Attorney General Eric Schneiderman announced this past week that New York state’s share of Citigroup Inc.’s $7 billion national settlement would come to the tune of at least $182 million.
As the Associated Press reported, the justice department said that the banking giant admitted to deceptive practices when handling risky subprime mortgages. Holder stated that such actions contributed to what became one of the worst financial crisis since the Great Depression.
In the settlement’s terms is a $2.5 billion penalty to pay for consumer relief and a $4 billion civil penalty to be paid to the federal government. As steep as these penalties are, the settlement has been criticized as being far too lenient.
“In the context of the damage done, the damage even described by the attorney general, we’re not even in the same ballpark,” said Bartlett Naylor, a financial policy advocate for Public Citizen.
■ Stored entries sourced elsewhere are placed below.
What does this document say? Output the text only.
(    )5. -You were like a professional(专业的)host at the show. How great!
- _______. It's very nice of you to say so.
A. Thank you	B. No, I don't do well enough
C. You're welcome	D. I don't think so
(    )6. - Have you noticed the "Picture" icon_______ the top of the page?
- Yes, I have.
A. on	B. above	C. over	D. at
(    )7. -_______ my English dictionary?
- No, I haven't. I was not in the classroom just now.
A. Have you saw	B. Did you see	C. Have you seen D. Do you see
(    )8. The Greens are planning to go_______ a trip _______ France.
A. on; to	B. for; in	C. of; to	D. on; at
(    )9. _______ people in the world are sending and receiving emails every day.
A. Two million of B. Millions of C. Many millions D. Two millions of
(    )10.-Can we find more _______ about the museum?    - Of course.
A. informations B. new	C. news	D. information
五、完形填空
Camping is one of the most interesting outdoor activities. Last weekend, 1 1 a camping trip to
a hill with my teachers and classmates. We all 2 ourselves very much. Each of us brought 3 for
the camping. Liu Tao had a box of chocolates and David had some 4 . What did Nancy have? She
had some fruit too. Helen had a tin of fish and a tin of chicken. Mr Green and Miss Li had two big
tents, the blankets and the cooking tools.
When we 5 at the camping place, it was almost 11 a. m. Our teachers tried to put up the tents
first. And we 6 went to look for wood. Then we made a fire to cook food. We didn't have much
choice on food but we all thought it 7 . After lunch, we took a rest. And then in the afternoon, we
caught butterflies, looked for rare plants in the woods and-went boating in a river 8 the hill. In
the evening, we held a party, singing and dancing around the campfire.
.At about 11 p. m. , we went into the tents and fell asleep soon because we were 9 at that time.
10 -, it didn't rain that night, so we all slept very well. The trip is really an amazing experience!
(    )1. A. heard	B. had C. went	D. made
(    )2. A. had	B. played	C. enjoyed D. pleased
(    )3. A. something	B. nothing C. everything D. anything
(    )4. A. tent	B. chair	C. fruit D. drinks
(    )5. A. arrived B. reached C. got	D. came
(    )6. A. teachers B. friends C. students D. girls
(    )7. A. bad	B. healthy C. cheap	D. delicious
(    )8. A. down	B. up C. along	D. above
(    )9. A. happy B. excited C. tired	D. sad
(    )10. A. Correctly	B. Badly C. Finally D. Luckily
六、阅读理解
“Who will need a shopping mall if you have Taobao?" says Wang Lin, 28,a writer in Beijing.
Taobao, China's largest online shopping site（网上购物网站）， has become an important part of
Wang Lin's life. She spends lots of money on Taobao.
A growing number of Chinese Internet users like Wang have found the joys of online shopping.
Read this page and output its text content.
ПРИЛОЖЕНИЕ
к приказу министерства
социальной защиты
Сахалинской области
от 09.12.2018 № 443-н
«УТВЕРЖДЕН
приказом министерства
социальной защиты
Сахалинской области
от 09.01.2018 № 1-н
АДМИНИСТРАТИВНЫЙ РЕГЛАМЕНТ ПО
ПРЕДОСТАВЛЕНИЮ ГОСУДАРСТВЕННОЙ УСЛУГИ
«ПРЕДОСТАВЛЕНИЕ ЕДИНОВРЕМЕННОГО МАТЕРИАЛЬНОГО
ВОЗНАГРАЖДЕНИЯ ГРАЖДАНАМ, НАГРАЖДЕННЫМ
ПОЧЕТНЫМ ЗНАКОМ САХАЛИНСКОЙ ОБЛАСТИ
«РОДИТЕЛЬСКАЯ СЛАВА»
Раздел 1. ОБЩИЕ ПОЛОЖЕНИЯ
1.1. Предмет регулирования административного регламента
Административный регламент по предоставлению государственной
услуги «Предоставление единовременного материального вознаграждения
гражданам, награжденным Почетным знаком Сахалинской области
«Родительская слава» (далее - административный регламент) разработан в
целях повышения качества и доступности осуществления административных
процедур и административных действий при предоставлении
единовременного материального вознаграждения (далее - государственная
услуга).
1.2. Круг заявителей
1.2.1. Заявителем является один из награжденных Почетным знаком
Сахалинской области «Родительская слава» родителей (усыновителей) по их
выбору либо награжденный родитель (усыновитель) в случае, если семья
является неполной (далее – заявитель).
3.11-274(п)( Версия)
New York’s share of the massive payout breaks down to $92 million in cash and $90 million worth or consumer relief efforts. Since many defendants can save between 10-30% by using a structured settlements, it may be possible that an such an arrangement could be made.
Some of the relief that the bank is promising to provide includes the forgiveness of some borrowers’ fist and second mortgage principal amounts, refinancing to lower mortgages’ interest rates, and financial assistance for both returning and first-time home buyers on down payments and closing costs.
However, now that Citigroup has settled, many eyes are on the Bank of America, which is also being investigated by the task force created in 2012. Many believe that the financial service will also likely come to a settlement agreement similar to Citigroup, since the negative press could be a worse result.
“The last thing a bank wants to go through is have their business aired in the public domain,” said president of the Consumer Bankers Association Richard Hunt. “Personally, I would love to see it go to trial from time to time, because I think at times the Department of Justice is bullying banks to settle and not face the negative headlines.”
Though several are critical of the investigation’s outcomes and potential results, there is at least a silver lining in the form of consumer relief for hurting states like New York.